Il s’éveille le premier, la caresse d’un regard émerveillé. Doucement, sa main se pose sur la hanche dont la courbe lascive se devine sous le drap plissé.

Elle ouvre les yeux, lui sourit. Ils se dévorent des yeux, lentement leurs visages se rapprochent, leurs bouches se rejoignent et …

STOP, COUPEZ !

Non mais d’où est-ce que vous avez vu qu’après une soirée arrosée on n’avait pas une haleine de chacal au réveil ?

 

Smith resserre son pardessus, relève son col, et ayant revissé son chapeau sur sa tête, sort de l’immonde bouiboui dans un silence hostile, pour s’enfoncer, solitaire, dans la nuit humide de la petite banlieue sordide et froide. Il allume une cigarette (oui, c’est un vieux film), et s’approchant de la chaussée luisante de pluie, lève son bras d’un geste ample et nerveux. Un taxi vient se ranger à ses côtés. Il s’y engouf…..

STOP, COUPEZ !

Non mais vous avez déjà essayé de héler un taxi en pleine rue, et qui plus est en banlieue et sous la pluie ? ….

 

La nuit enveloppe le parc. Travelling avant : la Galerie des Glaces étincelle de mille feux. Sa Majesté, emperruquée et poudrée, s’avance lentement, saluant augustement de son auguste tête la foule des courtisans qui s’écarte et se courbe sur son passage. Plan serré sur les visages, sur les regards qui disent la jalousie et les intrigues.

Plan fixe : hautaine, la Maîtresse Royale entre à son tour, richement vêtue de dentelles, ornée de falbalas. Sa chevelure soyeuse est relevée en une coiffure gracieuse qui met en valeur son port de tête altier et la finesse de son teint translucide. Zoom arrière : devant le Roy qui s’avance, la belle Marquise (au décolleté prometteur, tant qu’à faire) se prosterne à son tour ….

STOP, COUPEZ !

Non, mais vous n’auriez pas un peu oublié qu’il était jugé dangereux, à cette époque, de se laver ? N’auriez-vous pas fait l’impasse sur les pommettes rouges sur fard blanc qui était le must à la Cour ? Hum ?

 

La météorite poursuit sa course folle. Elle s’avance inexorablement vers notre petite Terre, si fragile dans le 3D du vaste univers de synthèse. Plus rien ne pourra éviter l’apocalypse. Partout dans le monde, les hommes attendent leur fin inéluctable. Beaucoup se sont rassemblés en communion pour prier. Les plans séquences se succèdent. Émotion.

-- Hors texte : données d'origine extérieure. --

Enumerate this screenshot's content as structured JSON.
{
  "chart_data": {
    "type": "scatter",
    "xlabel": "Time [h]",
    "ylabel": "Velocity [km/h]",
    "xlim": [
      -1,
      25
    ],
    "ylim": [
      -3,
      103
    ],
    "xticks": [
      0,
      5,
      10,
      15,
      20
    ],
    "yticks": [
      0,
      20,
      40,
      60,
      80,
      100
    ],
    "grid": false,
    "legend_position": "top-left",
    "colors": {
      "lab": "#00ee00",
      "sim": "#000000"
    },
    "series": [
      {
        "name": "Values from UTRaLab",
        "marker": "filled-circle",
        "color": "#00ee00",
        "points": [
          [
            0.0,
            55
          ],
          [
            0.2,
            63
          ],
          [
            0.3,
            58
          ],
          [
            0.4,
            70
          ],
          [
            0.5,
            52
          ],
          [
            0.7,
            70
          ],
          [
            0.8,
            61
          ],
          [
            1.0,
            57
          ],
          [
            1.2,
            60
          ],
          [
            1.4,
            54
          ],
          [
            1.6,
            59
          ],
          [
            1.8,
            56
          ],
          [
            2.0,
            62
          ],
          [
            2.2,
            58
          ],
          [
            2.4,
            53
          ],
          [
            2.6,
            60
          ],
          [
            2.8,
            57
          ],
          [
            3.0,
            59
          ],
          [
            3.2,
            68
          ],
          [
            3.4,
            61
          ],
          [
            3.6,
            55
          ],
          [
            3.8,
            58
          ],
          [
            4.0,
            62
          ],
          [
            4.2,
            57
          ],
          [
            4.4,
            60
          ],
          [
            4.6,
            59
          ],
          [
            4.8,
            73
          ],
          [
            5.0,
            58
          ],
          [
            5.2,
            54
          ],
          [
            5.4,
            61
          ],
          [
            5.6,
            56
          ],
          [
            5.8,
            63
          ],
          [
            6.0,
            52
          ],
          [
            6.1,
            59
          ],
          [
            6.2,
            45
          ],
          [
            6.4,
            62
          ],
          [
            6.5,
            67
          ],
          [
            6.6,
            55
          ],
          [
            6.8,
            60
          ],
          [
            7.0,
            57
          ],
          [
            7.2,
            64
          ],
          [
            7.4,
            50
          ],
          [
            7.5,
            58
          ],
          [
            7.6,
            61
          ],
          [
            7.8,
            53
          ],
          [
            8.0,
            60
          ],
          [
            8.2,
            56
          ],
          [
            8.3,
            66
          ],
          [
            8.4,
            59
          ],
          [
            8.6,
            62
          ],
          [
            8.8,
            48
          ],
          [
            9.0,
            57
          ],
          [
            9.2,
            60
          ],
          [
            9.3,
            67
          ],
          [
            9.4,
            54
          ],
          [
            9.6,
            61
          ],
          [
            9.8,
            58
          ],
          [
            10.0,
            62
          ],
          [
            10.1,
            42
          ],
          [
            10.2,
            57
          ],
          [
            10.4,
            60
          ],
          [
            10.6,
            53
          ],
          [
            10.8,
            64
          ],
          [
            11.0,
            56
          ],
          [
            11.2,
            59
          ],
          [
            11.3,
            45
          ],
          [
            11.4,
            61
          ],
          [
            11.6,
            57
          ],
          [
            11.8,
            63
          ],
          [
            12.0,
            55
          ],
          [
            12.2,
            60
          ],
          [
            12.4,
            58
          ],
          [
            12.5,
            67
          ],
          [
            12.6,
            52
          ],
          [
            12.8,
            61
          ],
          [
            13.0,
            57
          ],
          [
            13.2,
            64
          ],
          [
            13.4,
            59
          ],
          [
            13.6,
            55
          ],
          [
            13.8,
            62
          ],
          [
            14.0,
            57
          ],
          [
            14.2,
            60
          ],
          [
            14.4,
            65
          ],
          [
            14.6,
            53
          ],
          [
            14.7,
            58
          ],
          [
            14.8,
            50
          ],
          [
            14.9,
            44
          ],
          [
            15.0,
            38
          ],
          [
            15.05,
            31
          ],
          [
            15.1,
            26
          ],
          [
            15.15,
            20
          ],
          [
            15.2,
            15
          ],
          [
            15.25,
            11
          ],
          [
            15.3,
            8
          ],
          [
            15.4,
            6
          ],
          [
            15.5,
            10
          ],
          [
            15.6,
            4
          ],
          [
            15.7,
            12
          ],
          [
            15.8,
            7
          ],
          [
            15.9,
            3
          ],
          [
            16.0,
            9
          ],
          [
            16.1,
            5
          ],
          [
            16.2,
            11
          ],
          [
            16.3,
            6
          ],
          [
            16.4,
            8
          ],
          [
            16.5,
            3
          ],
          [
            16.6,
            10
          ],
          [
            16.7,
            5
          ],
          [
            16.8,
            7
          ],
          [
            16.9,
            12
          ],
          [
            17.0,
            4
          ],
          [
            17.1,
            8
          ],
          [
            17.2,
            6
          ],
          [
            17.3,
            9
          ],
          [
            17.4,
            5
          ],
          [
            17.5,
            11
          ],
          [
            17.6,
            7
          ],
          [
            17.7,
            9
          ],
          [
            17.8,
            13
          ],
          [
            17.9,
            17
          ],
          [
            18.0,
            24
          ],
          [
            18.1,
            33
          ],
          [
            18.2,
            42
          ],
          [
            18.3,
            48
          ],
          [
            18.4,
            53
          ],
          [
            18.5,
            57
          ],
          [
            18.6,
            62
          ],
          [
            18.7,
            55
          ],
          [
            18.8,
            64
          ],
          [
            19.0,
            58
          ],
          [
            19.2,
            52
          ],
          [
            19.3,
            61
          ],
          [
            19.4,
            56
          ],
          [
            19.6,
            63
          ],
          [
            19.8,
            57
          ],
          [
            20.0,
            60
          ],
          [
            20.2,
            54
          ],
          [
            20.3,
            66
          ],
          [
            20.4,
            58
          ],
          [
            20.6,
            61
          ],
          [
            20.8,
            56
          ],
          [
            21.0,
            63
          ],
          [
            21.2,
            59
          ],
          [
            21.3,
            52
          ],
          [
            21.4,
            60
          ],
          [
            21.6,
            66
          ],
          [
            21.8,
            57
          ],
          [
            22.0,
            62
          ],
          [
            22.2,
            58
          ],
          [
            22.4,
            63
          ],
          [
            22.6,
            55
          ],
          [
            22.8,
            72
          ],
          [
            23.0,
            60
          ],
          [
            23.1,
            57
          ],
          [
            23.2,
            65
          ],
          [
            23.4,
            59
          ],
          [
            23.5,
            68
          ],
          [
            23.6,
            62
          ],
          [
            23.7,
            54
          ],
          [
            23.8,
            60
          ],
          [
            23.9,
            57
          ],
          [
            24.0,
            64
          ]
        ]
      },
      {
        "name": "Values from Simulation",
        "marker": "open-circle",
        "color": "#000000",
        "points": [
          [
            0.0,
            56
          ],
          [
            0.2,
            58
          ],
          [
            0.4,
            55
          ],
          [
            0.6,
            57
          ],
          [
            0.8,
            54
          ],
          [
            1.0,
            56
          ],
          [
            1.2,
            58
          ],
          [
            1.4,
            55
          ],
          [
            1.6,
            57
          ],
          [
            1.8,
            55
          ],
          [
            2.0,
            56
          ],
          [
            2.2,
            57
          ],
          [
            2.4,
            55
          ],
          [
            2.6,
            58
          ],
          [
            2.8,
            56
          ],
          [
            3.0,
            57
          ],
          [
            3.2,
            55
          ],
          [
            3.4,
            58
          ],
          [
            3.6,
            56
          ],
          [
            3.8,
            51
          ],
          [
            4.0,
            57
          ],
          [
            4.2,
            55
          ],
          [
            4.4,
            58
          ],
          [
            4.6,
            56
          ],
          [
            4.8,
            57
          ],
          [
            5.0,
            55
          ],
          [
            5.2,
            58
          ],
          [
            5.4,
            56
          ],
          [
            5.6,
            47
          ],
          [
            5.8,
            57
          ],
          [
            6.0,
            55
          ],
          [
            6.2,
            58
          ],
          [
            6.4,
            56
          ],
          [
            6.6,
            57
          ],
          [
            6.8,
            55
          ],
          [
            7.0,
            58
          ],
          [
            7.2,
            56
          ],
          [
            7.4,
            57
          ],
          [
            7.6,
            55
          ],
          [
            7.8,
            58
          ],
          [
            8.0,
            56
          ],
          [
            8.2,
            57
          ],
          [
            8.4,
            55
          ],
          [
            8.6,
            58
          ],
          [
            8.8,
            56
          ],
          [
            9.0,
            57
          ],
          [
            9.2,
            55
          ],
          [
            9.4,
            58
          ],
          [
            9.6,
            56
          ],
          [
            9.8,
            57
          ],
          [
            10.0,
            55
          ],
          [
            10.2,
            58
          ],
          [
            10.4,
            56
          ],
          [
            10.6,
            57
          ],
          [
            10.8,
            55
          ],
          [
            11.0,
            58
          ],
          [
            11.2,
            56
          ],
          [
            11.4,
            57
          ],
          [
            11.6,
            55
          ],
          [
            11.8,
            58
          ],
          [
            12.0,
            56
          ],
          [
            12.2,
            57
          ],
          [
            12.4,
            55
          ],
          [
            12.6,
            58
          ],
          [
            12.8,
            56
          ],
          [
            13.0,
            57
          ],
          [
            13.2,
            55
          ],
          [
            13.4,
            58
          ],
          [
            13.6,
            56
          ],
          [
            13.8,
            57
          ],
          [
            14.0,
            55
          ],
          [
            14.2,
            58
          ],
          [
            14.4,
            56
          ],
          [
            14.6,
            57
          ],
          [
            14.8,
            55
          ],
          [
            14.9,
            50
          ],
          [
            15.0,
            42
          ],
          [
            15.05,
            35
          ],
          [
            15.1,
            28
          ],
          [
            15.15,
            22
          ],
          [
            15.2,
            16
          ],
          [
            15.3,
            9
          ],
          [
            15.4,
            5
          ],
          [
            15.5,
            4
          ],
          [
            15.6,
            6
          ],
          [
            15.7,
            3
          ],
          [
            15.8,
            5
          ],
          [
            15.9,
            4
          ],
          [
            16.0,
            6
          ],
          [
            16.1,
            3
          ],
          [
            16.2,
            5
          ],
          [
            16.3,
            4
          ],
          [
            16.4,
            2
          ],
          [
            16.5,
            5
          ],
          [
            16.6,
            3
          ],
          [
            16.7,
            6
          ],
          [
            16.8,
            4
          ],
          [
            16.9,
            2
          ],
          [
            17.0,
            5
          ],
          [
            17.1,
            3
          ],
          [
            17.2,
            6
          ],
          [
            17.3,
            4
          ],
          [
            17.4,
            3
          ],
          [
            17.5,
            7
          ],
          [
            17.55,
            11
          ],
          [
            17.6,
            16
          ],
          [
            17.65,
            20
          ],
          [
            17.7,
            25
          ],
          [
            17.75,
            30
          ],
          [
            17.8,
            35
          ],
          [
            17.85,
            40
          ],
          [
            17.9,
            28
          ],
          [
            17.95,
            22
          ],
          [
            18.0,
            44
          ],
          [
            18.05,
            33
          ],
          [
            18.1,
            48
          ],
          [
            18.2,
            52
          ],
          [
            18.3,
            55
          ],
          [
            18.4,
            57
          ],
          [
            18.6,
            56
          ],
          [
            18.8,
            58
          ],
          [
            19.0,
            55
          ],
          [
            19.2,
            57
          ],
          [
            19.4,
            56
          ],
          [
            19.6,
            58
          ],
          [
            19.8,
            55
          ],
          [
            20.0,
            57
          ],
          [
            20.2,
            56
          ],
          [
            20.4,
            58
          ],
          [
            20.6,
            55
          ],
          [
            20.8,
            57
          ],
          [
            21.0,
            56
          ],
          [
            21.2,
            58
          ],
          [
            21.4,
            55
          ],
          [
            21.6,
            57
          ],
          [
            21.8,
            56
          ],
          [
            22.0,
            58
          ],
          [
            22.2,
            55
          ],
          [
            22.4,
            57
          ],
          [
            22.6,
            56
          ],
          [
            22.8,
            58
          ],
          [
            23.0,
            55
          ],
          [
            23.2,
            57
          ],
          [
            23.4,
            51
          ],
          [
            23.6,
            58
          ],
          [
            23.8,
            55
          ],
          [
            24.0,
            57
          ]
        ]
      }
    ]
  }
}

D’autres ont choisi la paix d’un dernier instant partagé avec l’être aimé. Super-émotion. Quelque part des enfants chantent une comptine en langue anglaise, leur maman, en silence, pleure doucement. Hyper-émotion.

Changement de plan. Dans le Bureau Ovale, la tension est à son comble. Autour du Président (noir, mais léger, hein ? parce que bon ….), des scientifiques un peu allumés présentent la solution extrême de la dernière chance. Oui, ça peut paraître incroyable, Monsieur le Président, mais ça peut marcher. Laissez-nous laisser essayer … La survie de l’humanité, peut-être …. Pensez à la richesse de nos civilisations, Monsieur le Président, les pyramides, les philosophes grecs, les …

STOP, COUPEZ !

Non, mais ça va bien maintenant ! Si les États-Unis pouvaient sauver le monde, depuis le temps ça se saurait non ?

 

Le Grand Chef a réuni ses sages dans le grand Tipi. Parmi eux, Lourd-Bison Sauvage, le plus âgé de la tribu, arbore ses rides et son regard vif en gros plan serré. Son visage buriné, impassible, démontre combien l’instant est dramatique. Il leur faut décider du sort de leur prisonnière. Et l’homme blanc n’est pas loin. Devront-ils l’échanger contre le retour de leur droit ancestral à chasser dans la Grande Plaine ? La donneront-ils en épouse au fils de Lourd-Bison qui l’a vaillamment capturée ? Ou la sacrifieront-ils au dieu de la Montagne Sacrée ?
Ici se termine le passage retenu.